If all else fails, Singapore could turn to Section 17 of the Environmental Public Health Act to ensure that diners at hawker centres clean the tables they have used and put away the dirty plates, said the general secretary of the Singapore Kindness Movement, William Wan.
In a commentary published by Channel NewsAsia on Tuesday (6 Apr), Dr Wan cited the Clean Tables Campaign, which was launched by the Ministry of Sustainability and the Environment in an effort to remind diners to clear up used tissues, wet wipes and disposable crockery and return their trays to the designated shelves after eating at a hawker centre or food court.
Commenting on whether such campaigns have been effective, Dr Wan quoted former chairman of the National Environmental Agency (NEA), Liak Teng Lit who had described Singapore as a “cleaned city” not a clean city.
Dr Wan wrote, “We are dependent on cleaners to keep our city spick and span. In 1961, Singapore had a “broom brigade” of 7,000 day-labourers. Last year, there were 58,500 registered cleaners.”
This same issue is true for public dining tables, he said.
While Singapore’s reliance on cleaners plugs a societal gap and creates jobs for people who may need them, Dr Wan questioned why there is such a gap in the first place.

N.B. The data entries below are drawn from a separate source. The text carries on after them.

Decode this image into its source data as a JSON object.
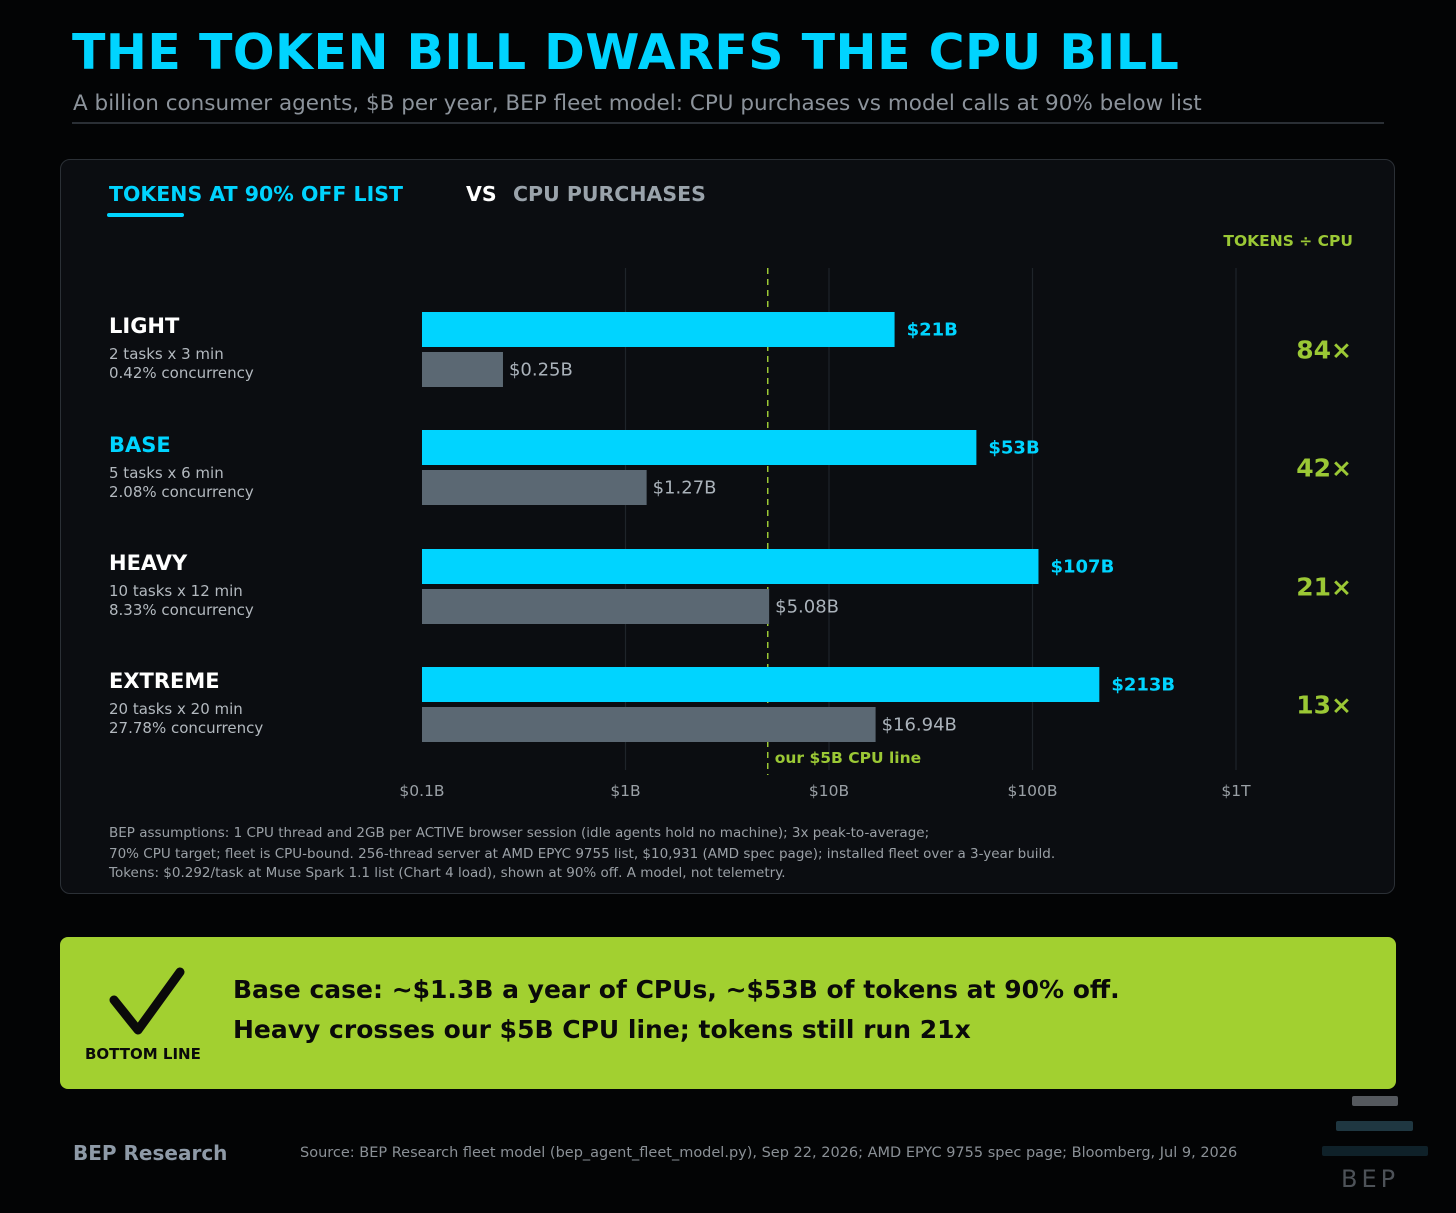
{
  "header": {
    "title": "THE TOKEN BILL DWARFS THE CPU BILL",
    "subtitle": "A billion consumer agents, $B per year, BEP fleet model: CPU purchases vs model calls at 90% below list"
  },
  "tabs": {
    "tokens": "TOKENS AT 90% OFF LIST",
    "vs": "VS",
    "cpu": "CPU PURCHASES"
  },
  "ratio_header": "TOKENS ÷ CPU",
  "categories": [
    {
      "name": "LIGHT",
      "detail1": "2 tasks x 3 min",
      "detail2": "0.42% concurrency",
      "color": "#ffffff"
    },
    {
      "name": "BASE",
      "detail1": "5 tasks x 6 min",
      "detail2": "2.08% concurrency",
      "color": "#00d4ff"
    },
    {
      "name": "HEAVY",
      "detail1": "10 tasks x 12 min",
      "detail2": "8.33% concurrency",
      "color": "#ffffff"
    },
    {
      "name": "EXTREME",
      "detail1": "20 tasks x 20 min",
      "detail2": "27.78% concurrency",
      "color": "#ffffff"
    }
  ],
  "chart_data": {
    "type": "bar",
    "orientation": "horizontal",
    "x_scale": "log",
    "xlim": [
      0.1,
      1000
    ],
    "x_ticks": [
      {
        "value": 0.1,
        "label": "$0.1B"
      },
      {
        "value": 1,
        "label": "$1B"
      },
      {
        "value": 10,
        "label": "$10B"
      },
      {
        "value": 100,
        "label": "$100B"
      },
      {
        "value": 1000,
        "label": "$1T"
      }
    ],
    "categories": [
      "LIGHT",
      "BASE",
      "HEAVY",
      "EXTREME"
    ],
    "series": [
      {
        "name": "TOKENS AT 90% OFF LIST",
        "color": "#00d4ff",
        "values": [
          21,
          53,
          107,
          213
        ],
        "labels": [
          "$21B",
          "$53B",
          "$107B",
          "$213B"
        ]
      },
      {
        "name": "CPU PURCHASES",
        "color": "#5b6873",
        "values": [
          0.25,
          1.27,
          5.08,
          16.94
        ],
        "labels": [
          "$0.25B",
          "$1.27B",
          "$5.08B",
          "$16.94B"
        ]
      }
    ],
    "ratios": [
      "84×",
      "42×",
      "21×",
      "13×"
    ],
    "reference_line": {
      "value": 5,
      "label": "our $5B CPU line",
      "color": "#9bc835"
    },
    "grid": true
  },
  "footnotes": [
    "BEP assumptions: 1 CPU thread and 2GB per ACTIVE browser session (idle agents hold no machine); 3x peak-to-average;",
    "70% CPU target; fleet is CPU-bound. 256-thread server at AMD EPYC 9755 list, $10,931 (AMD spec page); installed fleet over a 3-year build.",
    "Tokens: $0.292/task at Muse Spark 1.1 list (Chart 4 load), shown at 90% off. A model, not telemetry."
  ],
  "bottom_line": {
    "icon": "check-icon",
    "label": "BOTTOM LINE",
    "line1": "Base case: ~$1.3B a year of CPUs, ~$53B of tokens at 90% off.",
    "line2": "Heavy crosses our $5B CPU line; tokens still run 21x",
    "color": "#a2d030"
  },
  "footer": {
    "brand": "BEP Research",
    "source": "Source: BEP Research fleet model (bep_agent_fleet_model.py), Sep 22, 2026; AMD EPYC 9755 spec page; Bloomberg, Jul 9, 2026",
    "logo_text": "BEP"
  }
}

“Why do we, in Singapore, have such an entitled mindset that we need someone to clean up after us?” He asked.
Dr Wan went on, “There is a clear disconnect between what respondents believe they ought to do, what they think they would do and what they actually do.”
He referred to data from the NEA which showed that 90 per cent of diners think they should clean their tables where tray return facilities are available, but only 75 per cent said they would actually do it.
Even worse, the NEA noted that the average rate of tray return is only at a dismal 30 per cent.
A survey by the Singapore Management University in 2019 also showed that one-third of respondents were not sure if they should return their trays or if it was the responsibility of cleaners.
Another one third said that they were certain it was indeed the responsibility of cleaners.
The question then becomes whether diners cleaning up after themselves at hawker centres would take jobs away from cleaners.
Dr Wan wrote “In 2017, a hawker centre cleaner interviewed by The Pride, a publication of the Singapore Kindness Movement, said “some people are unhappy because they feel that as paying customers, they shouldn’t need to return their trays.” Four years later, things haven’t changed.”
Dr Wan argued that cleaners would not lose their jobs if more diners started cleaning their tables, as the employed cleaners would still be responsible for maintaining the general cleanliness of the space and sorting out the used crockery at the designated tray return points.
“In fact, keeping tables clean after our meals will make their jobs easier, by reducing their workload in having to make frequent rounds to the tables and providing a more sanitary working environment,” he added.
Dr Wan went on to point out three things that need to happen for this level of change in social behaviour to occur. First, to have proper tray return facilities at all public dining spaces.
Second, he noted, was to have a dedicated and sustained engagement of diners to nudge them towards that behaviour. This can include training cleaners to encourage patrons to keep tables clean.
Third, and if all else fails, Dr Wan proposed stricter enforcement of already existing law which makes it an offence to leave refuse in any public place except in a dustbin or other receptacle.
He noted, “This is where campaigns are useful to increase awareness because direct education will sensitise people to the consequences of their inaction.”
Dr Wan also extolled the need for education to take place at all levels—from schools to public spaces, officers, housing estates, community centres and more.
Anticipating some feedback, Dr Wan also explained that while it does not seem kind to suggest strict legalistic adherence to the law—which may appear draconian and surprising coming from an advocate of kindness—it is puzzling how it is kind to “leave dirty tables behind for others – cleaners or other patrons – to clear”.
Many netizens, however, do not seem to agree with Dr Wan’s stance.
They still opined that if diners start clearing away their tables, it would “deprive” cleaners—some of whom are elderly people—of jobs.
“Employers such as the cleaning companies will look at cutting cost in order to give a lower quotation for this “outsource” in order to win the job,” said one commenter.
Many also shared instances of when they were told off by cleaners themselves for clearing up, as the cleaners felt their jobs were being jeopardised.
Others who were coming from the financial angle noted that if diners are expected to return their trays themselves, then hawkers should not be charged such high cleaning fees.
In fact, one person said food prices should be reduced as well if diners were to be refused the luxury of not cleaning up after they are done eating.
There were also several netizens who were not thrilled about the “carrot and stick” approach to changing social behaviours by imposing fines.
One netizen noted that it is a matter of “integrity” of people in Singapore and that kindness should be taught by example, not punishment.
Another noted that using fines to drive behavioural changes shows Singapore’s “failure”.